International Journal of Computer Applications |
Foundation of Computer Science (FCS), NY, USA |
Volume 115 - Number 8 |
Year of Publication: 2015 |
Authors: Jalpa Mehta, Amir Ansari, Aseem Girkar, Ayesha Khanna, Ankit Nagda |
10.5120/20175-2376 |
Jalpa Mehta, Amir Ansari, Aseem Girkar, Ayesha Khanna, Ankit Nagda . Trend Analysis based on Access Pattern over Web Logs using Hadoop. International Journal of Computer Applications. 115, 8 ( April 2015), 34-37. DOI=10.5120/20175-2376
There is an invariable progress and extension of the World Wide Web which has resulted into the generation of log files having enormous magnitude of data. Log files incorporate traits of user behavior, therefore it is essential to analyze log data and acquire knowledge from it.
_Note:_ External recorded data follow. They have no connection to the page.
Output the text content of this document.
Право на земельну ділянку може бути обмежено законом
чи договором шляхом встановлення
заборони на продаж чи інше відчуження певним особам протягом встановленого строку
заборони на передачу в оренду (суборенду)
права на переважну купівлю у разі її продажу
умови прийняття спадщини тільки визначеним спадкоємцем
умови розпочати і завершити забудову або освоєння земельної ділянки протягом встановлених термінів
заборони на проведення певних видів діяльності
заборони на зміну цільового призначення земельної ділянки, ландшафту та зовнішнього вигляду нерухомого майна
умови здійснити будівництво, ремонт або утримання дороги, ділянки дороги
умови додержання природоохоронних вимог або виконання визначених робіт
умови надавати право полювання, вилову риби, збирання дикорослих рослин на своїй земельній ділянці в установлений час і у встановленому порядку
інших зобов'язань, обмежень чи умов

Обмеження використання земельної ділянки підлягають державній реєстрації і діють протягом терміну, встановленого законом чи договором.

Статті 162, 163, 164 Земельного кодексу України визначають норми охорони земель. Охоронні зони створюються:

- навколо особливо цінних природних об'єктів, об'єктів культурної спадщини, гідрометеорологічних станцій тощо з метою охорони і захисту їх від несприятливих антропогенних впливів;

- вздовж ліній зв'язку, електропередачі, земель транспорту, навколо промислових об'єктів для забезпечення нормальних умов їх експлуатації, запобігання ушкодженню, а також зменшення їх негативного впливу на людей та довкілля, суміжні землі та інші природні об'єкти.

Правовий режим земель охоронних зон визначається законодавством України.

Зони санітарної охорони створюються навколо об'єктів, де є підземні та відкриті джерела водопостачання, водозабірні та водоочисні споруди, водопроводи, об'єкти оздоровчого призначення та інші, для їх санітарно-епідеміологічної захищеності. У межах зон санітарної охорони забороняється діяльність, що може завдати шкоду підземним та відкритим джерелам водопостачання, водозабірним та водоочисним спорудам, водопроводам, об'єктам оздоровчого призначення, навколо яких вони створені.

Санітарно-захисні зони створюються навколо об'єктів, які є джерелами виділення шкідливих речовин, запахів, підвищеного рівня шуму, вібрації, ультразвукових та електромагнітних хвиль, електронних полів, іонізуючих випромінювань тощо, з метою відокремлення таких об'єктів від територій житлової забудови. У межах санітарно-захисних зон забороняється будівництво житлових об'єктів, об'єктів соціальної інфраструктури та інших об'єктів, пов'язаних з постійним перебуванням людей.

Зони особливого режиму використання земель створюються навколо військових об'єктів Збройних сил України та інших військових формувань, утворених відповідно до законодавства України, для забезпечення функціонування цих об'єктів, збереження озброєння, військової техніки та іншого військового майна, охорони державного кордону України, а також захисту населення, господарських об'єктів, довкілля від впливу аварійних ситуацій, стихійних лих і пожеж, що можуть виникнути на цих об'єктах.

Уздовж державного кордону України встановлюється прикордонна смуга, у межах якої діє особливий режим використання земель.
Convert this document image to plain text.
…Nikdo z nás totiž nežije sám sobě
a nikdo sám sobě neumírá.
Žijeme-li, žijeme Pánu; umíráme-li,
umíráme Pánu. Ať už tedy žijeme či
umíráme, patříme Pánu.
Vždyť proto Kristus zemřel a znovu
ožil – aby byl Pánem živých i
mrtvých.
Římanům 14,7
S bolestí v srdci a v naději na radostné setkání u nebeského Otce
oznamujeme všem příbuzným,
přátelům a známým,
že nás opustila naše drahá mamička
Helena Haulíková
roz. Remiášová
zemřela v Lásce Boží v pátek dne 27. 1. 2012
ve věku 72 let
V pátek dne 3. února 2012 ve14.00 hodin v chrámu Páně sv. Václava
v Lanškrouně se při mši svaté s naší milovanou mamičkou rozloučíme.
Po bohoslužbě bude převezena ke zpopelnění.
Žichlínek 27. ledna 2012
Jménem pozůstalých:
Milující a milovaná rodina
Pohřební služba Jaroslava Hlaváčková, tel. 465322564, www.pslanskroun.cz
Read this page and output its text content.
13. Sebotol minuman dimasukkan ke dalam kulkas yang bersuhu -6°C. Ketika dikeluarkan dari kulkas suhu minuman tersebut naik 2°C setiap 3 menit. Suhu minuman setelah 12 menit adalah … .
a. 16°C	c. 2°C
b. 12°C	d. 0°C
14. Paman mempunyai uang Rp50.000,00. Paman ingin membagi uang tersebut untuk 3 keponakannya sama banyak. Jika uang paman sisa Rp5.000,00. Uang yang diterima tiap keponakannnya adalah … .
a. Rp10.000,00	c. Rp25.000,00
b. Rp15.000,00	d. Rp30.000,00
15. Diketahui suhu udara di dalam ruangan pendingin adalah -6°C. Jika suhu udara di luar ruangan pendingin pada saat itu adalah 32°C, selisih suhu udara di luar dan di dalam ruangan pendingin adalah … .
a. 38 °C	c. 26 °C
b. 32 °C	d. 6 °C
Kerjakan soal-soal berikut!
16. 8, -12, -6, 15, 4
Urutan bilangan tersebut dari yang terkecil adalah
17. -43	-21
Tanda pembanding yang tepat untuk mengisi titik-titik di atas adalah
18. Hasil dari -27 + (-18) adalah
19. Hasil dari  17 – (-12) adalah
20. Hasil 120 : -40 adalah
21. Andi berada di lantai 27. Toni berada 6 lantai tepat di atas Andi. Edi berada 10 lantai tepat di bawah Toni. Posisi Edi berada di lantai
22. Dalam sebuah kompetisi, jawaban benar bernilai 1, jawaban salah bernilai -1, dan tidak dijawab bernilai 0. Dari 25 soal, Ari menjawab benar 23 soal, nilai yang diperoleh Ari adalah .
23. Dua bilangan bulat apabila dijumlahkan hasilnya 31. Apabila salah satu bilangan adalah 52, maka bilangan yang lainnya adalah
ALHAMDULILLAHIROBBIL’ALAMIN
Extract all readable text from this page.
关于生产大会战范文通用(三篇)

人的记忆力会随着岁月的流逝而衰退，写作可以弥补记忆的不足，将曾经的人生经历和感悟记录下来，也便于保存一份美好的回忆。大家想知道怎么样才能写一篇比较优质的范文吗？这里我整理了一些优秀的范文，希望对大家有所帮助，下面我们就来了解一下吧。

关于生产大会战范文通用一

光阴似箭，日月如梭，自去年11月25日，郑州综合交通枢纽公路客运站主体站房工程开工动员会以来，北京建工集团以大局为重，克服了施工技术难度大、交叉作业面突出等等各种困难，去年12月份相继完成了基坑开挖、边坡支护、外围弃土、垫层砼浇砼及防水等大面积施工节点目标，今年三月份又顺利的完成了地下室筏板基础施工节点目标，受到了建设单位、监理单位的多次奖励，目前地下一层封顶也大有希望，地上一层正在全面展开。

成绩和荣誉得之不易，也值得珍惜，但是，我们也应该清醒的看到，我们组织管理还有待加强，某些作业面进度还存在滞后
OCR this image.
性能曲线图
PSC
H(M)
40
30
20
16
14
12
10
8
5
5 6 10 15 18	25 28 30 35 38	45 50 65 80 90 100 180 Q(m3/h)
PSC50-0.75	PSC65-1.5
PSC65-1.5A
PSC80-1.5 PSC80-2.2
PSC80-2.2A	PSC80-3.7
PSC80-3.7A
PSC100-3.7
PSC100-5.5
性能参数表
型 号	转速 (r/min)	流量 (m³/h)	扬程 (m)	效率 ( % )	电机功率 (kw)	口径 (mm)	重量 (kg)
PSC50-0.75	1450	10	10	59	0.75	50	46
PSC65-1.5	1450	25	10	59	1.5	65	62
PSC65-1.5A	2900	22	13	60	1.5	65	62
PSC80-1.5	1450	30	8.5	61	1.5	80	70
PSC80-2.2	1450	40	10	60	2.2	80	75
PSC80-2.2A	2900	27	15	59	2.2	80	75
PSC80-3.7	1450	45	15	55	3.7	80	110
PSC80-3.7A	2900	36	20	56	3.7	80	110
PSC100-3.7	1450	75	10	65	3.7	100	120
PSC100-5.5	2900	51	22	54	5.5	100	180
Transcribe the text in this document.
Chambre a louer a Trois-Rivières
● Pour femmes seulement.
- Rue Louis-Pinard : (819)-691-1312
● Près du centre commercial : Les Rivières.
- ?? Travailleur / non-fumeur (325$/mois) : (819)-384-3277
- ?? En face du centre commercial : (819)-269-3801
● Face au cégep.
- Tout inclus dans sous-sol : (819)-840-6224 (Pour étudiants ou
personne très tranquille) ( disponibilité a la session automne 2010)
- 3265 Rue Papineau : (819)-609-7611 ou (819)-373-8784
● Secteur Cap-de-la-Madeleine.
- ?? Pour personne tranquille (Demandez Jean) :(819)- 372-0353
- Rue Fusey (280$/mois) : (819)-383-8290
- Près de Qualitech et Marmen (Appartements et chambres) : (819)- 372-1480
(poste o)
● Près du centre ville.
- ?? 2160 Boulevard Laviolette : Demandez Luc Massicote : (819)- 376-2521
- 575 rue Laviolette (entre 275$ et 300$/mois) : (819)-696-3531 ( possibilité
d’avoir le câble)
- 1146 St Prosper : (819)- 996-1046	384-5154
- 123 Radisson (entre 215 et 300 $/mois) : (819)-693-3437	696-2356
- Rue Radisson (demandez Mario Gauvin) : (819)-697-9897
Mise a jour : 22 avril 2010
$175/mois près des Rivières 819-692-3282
Web mining techniques primarily focuses on deciphering and scrutinizing the navigational behavior of user form various aspects and ascertaining the hidden knowledge from these web logs. As log files over the web are outsized, storage becomes a constraint wherein effective techniques such as virtual database prove to be ineffectual for the same. Conversely, Hadoop offers a large scale distributed batch processing infrastructure that provides adequate data storage, distributive and analogous processing, isolation of process and fault tolerant on occurrences of data loss. This paper characterizes on the dominant approach for managing the large chunk of web log data using Hadoop MapReduce which reduces the response time for throughput generation, loads the log data effectively and ensures reliability. The primary focus of the paper is to construct log analysis system which depicts trends based on the users browsing mode using Hadoop MapReduce which facilitates handling of heterogeneous query execution on log file.